Wednesday, May 23, 2007

Goodnight Moon

[posted by bkmarcus]
After months and months of Goodnight Moon, we've switched to How Do Dinosaurs Say Goodnight?

But because Benjamin's grandma is visiting and isn't quite into the level of repetition that little'ns are famous for, we switched back last night to Margaret Wise Brown's bedtime masterpiece. Interesting timing.

From Writer's Almanac:

It's the birthday of Margaret Wise Brown,born in Brooklyn, New York (1910). She was one of the first writers to write books specifically for children who were just beginning to learn language.

Brown wanted to become a writer as a young woman, and she once took a creative writing class from Gertrude Stein. But she had a hard time coming up with story ideas, so she went into education. She got a job at an organization called the Bureau of Educational Experiments, researching the way that children learn to use language. She eventually began to write books for children based on her research, and in 1938 she became the editor of a publishing house called William R. Scott & Company, which specialized in new children's literature.
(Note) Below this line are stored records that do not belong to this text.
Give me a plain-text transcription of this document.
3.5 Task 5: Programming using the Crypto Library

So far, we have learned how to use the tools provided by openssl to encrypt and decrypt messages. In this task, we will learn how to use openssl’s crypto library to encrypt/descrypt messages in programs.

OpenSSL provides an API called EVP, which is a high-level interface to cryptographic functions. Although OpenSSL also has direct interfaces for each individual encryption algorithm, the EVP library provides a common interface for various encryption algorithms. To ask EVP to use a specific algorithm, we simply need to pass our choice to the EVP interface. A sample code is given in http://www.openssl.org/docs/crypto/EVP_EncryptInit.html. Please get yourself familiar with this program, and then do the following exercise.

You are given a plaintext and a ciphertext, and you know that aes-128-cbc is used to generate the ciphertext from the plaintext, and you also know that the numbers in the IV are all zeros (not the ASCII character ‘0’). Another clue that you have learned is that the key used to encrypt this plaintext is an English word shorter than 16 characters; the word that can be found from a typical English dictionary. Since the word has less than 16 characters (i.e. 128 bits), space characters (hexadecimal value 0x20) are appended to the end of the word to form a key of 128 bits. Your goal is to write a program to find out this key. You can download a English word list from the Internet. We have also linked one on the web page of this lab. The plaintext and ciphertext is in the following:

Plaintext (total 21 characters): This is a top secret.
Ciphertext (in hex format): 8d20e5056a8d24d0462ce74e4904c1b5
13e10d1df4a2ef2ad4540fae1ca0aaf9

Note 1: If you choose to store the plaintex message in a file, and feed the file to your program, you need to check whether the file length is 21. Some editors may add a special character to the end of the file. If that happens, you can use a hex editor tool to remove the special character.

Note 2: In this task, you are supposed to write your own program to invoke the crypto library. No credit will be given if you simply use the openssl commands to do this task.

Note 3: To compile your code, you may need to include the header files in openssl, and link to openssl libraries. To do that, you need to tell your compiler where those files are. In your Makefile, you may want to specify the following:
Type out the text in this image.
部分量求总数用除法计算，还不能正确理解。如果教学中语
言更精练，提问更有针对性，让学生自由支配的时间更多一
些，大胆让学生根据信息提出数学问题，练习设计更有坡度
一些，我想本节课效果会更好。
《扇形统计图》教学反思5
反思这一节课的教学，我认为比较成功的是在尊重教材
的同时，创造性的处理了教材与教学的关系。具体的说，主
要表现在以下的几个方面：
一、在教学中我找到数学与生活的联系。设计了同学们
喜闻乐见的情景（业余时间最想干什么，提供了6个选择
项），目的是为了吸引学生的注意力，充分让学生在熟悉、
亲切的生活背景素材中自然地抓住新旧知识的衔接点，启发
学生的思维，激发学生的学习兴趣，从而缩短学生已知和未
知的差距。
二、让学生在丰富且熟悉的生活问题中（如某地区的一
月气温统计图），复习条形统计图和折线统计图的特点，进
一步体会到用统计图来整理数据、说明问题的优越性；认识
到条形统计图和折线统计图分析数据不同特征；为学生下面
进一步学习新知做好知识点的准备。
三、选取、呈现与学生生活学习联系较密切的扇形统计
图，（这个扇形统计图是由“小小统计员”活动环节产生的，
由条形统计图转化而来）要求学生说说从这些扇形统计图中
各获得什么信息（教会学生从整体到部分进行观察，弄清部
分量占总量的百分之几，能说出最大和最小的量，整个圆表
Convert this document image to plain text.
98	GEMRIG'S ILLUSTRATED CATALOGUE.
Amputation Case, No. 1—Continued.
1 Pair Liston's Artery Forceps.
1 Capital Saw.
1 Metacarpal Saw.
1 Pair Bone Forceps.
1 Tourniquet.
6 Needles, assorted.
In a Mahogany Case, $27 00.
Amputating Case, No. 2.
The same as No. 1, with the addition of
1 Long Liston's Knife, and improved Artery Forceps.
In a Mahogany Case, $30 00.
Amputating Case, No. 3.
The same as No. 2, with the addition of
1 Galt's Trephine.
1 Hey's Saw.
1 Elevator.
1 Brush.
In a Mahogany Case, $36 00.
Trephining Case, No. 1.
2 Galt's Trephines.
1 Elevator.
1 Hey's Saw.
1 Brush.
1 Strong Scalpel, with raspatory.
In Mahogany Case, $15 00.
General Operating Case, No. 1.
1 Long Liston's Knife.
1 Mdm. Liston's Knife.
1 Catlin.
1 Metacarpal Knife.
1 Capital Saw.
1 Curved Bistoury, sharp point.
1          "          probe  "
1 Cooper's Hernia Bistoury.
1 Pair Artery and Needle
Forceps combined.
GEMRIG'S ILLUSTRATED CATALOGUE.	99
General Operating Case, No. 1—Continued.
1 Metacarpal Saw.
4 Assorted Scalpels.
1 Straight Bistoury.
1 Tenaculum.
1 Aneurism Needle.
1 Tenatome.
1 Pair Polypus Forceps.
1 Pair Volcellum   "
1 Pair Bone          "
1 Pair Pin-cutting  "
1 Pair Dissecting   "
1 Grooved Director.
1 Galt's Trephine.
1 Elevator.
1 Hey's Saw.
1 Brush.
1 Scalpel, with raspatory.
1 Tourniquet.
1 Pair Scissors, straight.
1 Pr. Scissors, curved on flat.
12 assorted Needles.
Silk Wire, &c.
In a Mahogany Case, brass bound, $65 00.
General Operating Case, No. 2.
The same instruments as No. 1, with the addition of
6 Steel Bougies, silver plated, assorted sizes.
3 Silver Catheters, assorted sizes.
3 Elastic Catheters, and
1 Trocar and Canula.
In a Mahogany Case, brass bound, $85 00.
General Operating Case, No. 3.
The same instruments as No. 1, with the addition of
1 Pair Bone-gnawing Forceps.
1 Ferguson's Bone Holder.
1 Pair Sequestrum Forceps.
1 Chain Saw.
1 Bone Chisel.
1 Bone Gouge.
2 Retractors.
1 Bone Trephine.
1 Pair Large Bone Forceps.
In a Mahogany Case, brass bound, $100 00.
Margaret Wise Brown helped make children's books profitable, because she understood that children experience books as sensual objects. She invested in high-quality color illustrations, and she printed her books on strong paper with durable bindings, so that children could grab, squeeze, and bite their books the way they did with all their toys. And then, in 1947, she published her own book, Goodnight Moon.

The influential New York Public Library gave it a terrible review, and it didn't sell as well as some of Brown's other books in its first year. But parents began to recommend the book to each other, and it slowly became a word-of-mouth best-seller. It sold about 1,500 copies in 1953, 4,000 in 1955, 8,000 in 1960, 20,000 in 1970; and by 1990, the total number of copies sold was more than 4 million.